1. The chi-square distribution
The chi-square distribution shows up whenever you square standard normal random variables and add them up. If $Z_1, Z_2, \ldots, Z_k$ are independent standard normals, then
$$ \chi^2_k = Z_1^2 + Z_2^2 + \cdots + Z_k^2 $$has a chi-square distribution with $k$ degrees of freedom. That's the whole definition. Everything else — the right-skewed shape, the mean of $k$, the variance of $2k$, the way it sneaks up on a normal curve as $k$ grows — falls out of this one identity.

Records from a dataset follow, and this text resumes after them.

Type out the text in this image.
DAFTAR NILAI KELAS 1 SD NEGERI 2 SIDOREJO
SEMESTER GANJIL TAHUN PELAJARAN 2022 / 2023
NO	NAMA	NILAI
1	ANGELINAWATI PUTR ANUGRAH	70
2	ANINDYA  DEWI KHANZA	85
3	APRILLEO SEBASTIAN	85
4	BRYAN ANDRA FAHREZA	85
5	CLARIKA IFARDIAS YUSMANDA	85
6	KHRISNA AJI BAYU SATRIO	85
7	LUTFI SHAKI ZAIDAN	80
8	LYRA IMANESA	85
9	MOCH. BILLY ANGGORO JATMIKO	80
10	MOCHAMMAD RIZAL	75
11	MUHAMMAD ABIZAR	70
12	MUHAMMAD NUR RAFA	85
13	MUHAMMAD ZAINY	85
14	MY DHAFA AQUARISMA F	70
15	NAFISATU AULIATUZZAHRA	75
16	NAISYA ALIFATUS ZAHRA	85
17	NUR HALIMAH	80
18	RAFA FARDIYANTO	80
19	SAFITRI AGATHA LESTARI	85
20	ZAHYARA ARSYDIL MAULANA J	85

A continuous distribution supported on $[0, \infty)$, parameterized by a positive integer $k$ (the degrees of freedom). Mean $= k$. Variance $= 2k$. Right-skewed for small $k$, approaching a normal shape as $k$ grows.
What the curves look like
Three things to notice. It's non-negative — there's no way to get a negative chi-square because you're summing squares. It's right-skewed for small df — most of the mass piles up near zero, with a long thin tail. It depends only on one parameter, the degrees of freedom, which tells you both the mean and the spread.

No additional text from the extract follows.